Kiedy William Sidis przyszedł na świat, jego rodzice rozpoczęli eksperyment, który miałby udowodnić, że edukację można rozpocząć już od kołyski. Od pierwszych miesięcy życia pokazywano mu litery, uczono go prostych wyrazów, czytano książki i gazety. Potem pojawiły się pierwsze słowa. Mając niespełna cztery lata, chłopiec potrafił już pisać i czytać. Znał dwa języki i bez problemu mógł prowadzić konwersację na temat nauki ze swoimi nauczycielami. Kariera naukowa stała przed nim otworem. Jednak w domu zabrakło miłości i poczucia bezpieczeństwa. Co było dalej?
Opowiadając o losach "genialnego chłopca" należy zacząć od historii jego rodziny. Ta zaczyna się w małym miasteczku należącym niegdyś do Rzeczpospolitej Obojga Narodów, która w wyniku zawirowań wojennych i politycznych działań – trafia pod carski protektorat. Tam przyszedł na świat ojciec Williama, Borys Sids. Rodzina nie była w stanie zapewnić mu odpowiedniego wykształcenia, zatem kiedy dorósł, zdecydował się na emigrację. Głód wiedzy nie był jednak jedynym powodem wyjazdu. W XIX wieku z uwagi na liczne pogromy przetaczające się przez tereny Imperium Rosyjskiego mała mieścina nie była bezpiecznym miejscem dla działacza socjalistycznego z rodziny żydowskiej, jakim był Borys. Zdecydował się na podróż za Ocean. Tam dzięki swoim staraniom dostał się na Harvard, gdzie po kilku latach otrzymał nawet posadę wykładowcy. W tym samym czasie założył rodzinę. Był ślub, a potem dziecko. I tu właśnie rozpoczął się przerażający eksperyment, w którym główną rolę otrzymał mały William. Otóż państwo Sidisowie stanęli przed szansą udowodnienia, iż każdy jest w stanie osiągnąć wiele, wystarczy tylko poddać go odpowiedniemu treningowi. Dotyczyło to także mózgu – trzeba ćwiczyć, aby wyzwolić jego potencjał.

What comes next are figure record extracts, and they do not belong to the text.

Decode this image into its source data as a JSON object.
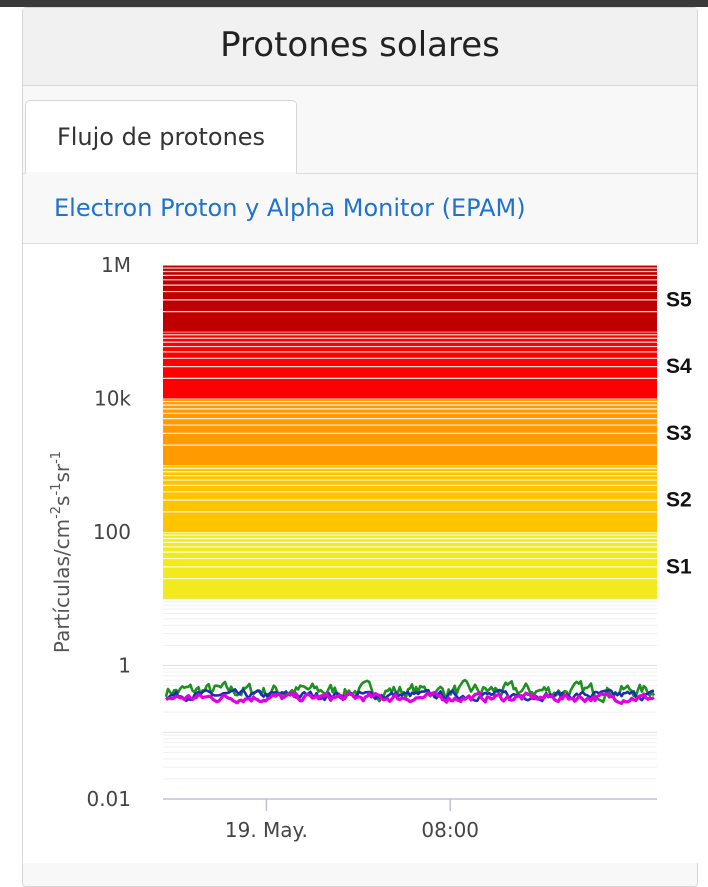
{
  "card": {
    "title": "Protones solares",
    "tab_label": "Flujo de protones",
    "instrument_link": "Electron Proton y Alpha Monitor (EPAM)"
  },
  "chart_data": {
    "type": "line",
    "yscale": "log",
    "ylim": [
      0.01,
      1000000
    ],
    "ylabel": "Partículas/cm-2s-1sr-1",
    "ylabel_parts": {
      "base": "Partículas/cm",
      "sup1": "-2",
      "mid1": "s",
      "sup2": "-1",
      "mid2": "sr",
      "sup3": "-1"
    },
    "ytick_values": [
      0.01,
      1,
      100,
      10000,
      1000000
    ],
    "ytick_labels": [
      "0.01",
      "1",
      "100",
      "10k",
      "1M"
    ],
    "xlim": [
      "2025-05-18 19:30",
      "2025-05-19 17:00"
    ],
    "xtick_values": [
      "2025-05-19 00:00",
      "2025-05-19 08:00"
    ],
    "xtick_labels": [
      "19. May.",
      "08:00"
    ],
    "scale_bands": [
      {
        "label": "S1",
        "from": 10,
        "to": 100,
        "color": "#f2ea1c"
      },
      {
        "label": "S2",
        "from": 100,
        "to": 1000,
        "color": "#ffc400"
      },
      {
        "label": "S3",
        "from": 1000,
        "to": 10000,
        "color": "#ff9a00"
      },
      {
        "label": "S4",
        "from": 10000,
        "to": 100000,
        "color": "#ff0000"
      },
      {
        "label": "S5",
        "from": 100000,
        "to": 1000000,
        "color": "#c00000"
      }
    ],
    "series": [
      {
        "color": "#1f8f1f",
        "level": 0.42,
        "noise": 0.09
      },
      {
        "color": "#1a2fb0",
        "level": 0.36,
        "noise": 0.05
      },
      {
        "color": "#e000e0",
        "level": 0.33,
        "noise": 0.05
      }
    ]
  }
}
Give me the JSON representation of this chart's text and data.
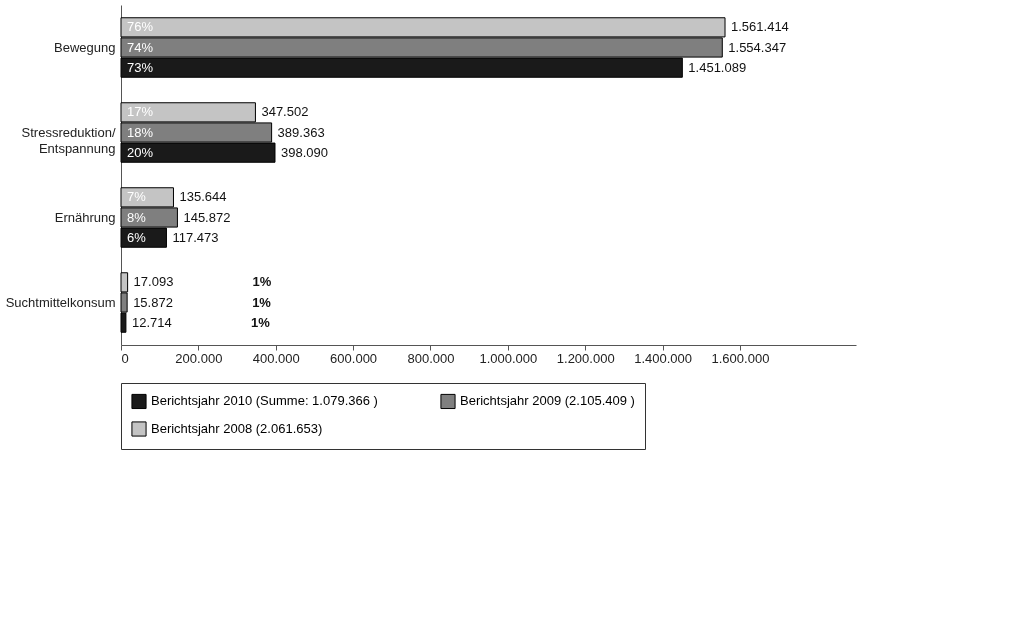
{
  "chart_data": {
    "type": "bar",
    "orientation": "horizontal",
    "categories": [
      "Bewegung",
      "Stressreduktion/ Entspannung",
      "Ernährung",
      "Suchtmittelkonsum"
    ],
    "series": [
      {
        "name": "Berichtsjahr 2010 (Summe: 1.079.366 )",
        "color": "#1a1a1a",
        "values": [
          1451089,
          398090,
          117473,
          12714
        ],
        "value_labels": [
          "1.451.089",
          "398.090",
          "117.473",
          "12.714"
        ]
      },
      {
        "name": "Berichtsjahr 2009 (2.105.409 )",
        "color": "#7f7f7f",
        "values": [
          1554347,
          389363,
          145872,
          15872
        ],
        "value_labels": [
          "1.554.347",
          "389.363",
          "145.872",
          "15.872"
        ]
      },
      {
        "name": "Berichtsjahr 2008 (2.061.653)",
        "color": "#c4c4c4",
        "values": [
          1561414,
          347502,
          135644,
          17093
        ],
        "value_labels": [
          "1.561.414",
          "347.502",
          "135.644",
          "17.093"
        ]
      }
    ],
    "annotations": [
      "73%",
      "20%",
      "6%",
      "1%",
      "74%",
      "18%",
      "8%",
      "1%",
      "76%",
      "17%",
      "7%",
      "1%"
    ],
    "xlim": [
      0,
      1900000
    ],
    "xticks": [
      0,
      {
        "value": 200000,
        "label": "200.000"
      },
      {
        "value": 400000,
        "label": "400.000"
      },
      {
        "value": 600000,
        "label": "600.000"
      },
      {
        "value": 800000,
        "label": "800.000"
      },
      {
        "value": 1000000,
        "label": "1.000.000"
      },
      {
        "value": 1200000,
        "label": "1.200.000"
      },
      {
        "value": 1400000,
        "label": "1.400.000"
      },
      {
        "value": 1600000,
        "label": "1.600.000"
      }
    ],
    "grid": false,
    "legend": "bottom"
  }
}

I tak już w kołysce zaczęli ćwiczyć mózg małego Williama. W efekcie chłopiec, który miał niespełna 1,5 roku czytał już "The New York Timesa", a jako 4-latek napisał na maszynie swoją pierwszą książkę i to w dwóch językach – angielskim oraz francuskim. Jako 8-latek płynnie mówił w aż ośmiu językach, co jest naprawdę dużym osiągnięciem Jego historią w końcu zainteresowała się prasa, co jak się potem okazało, szybko doprowadziło go do zguby.
Kiedy miał 9 lat śpiewająco zdał wszystkie egzaminy i mógłby zostać przyjęty na Harvard, ale tę decyzję odwlekano, bo profesorowie uważali, że chociaż jest bardzo inteligentny, to nadal małe dziecko, które potrzebuje opieki i miłości. Innego zdania byli jego rodzice, którzy z uporem maniaka walczyli o przyjęcie dziecka na studia. Po dwóch latach władze uczelni ugięły się i przyjęły chłopca. William świetnie sobie radził na wykładach, pisał najlepiej wszystkie egzaminy, ale nadal chciał móc bawić się, jak jego rówieśnicy i po prostu cieszyć życiem.
Presja rodziców, wszechobecne media, otoczenie, które widziało w nim geniusza, a nie zwykłego chłopca – wszystko to przerosło Williama. Jego psychika w końcu się załamała. Nastąpiło to w wieku 12 lat i zostało odnotowane w szkolnych aktach. Udało mu się wyjść z kryzysu, ukończył Harvard, zaczął pracę jako wykładowca matematyki.
W międzyczasie podjął jeszcze inne studia, ale ich nie ukończył. Momentem przełomowym było wzięcie udziału w manifestacji, podczas której doszło do zamieszek. Aresztowała go policja i wtrąciła do więzienia. Spędził tam 18 spokojnych miesięcy, co nie było dla niego karą, a raczej odpoczynkiem. Potem odciął się od rodziców, wyjechał, podjął pracę fizyczną, zmienił nawet imię, aby nie być kojarzonym z "genialnym chłopcem". Wolny czas poświęcał na pisanie książek oraz artykułów, które publikował pod pseudonimem, spędzając ostatnie lata życia w zapomnieniu i z dala od mediów. Zmarł w 1944 roku w wieku 46 lat w wyniku wylewu krwi do mózgu. Ta sama przyczyna 21 lat wcześniej zakończyła życie jego ojca, Borysa.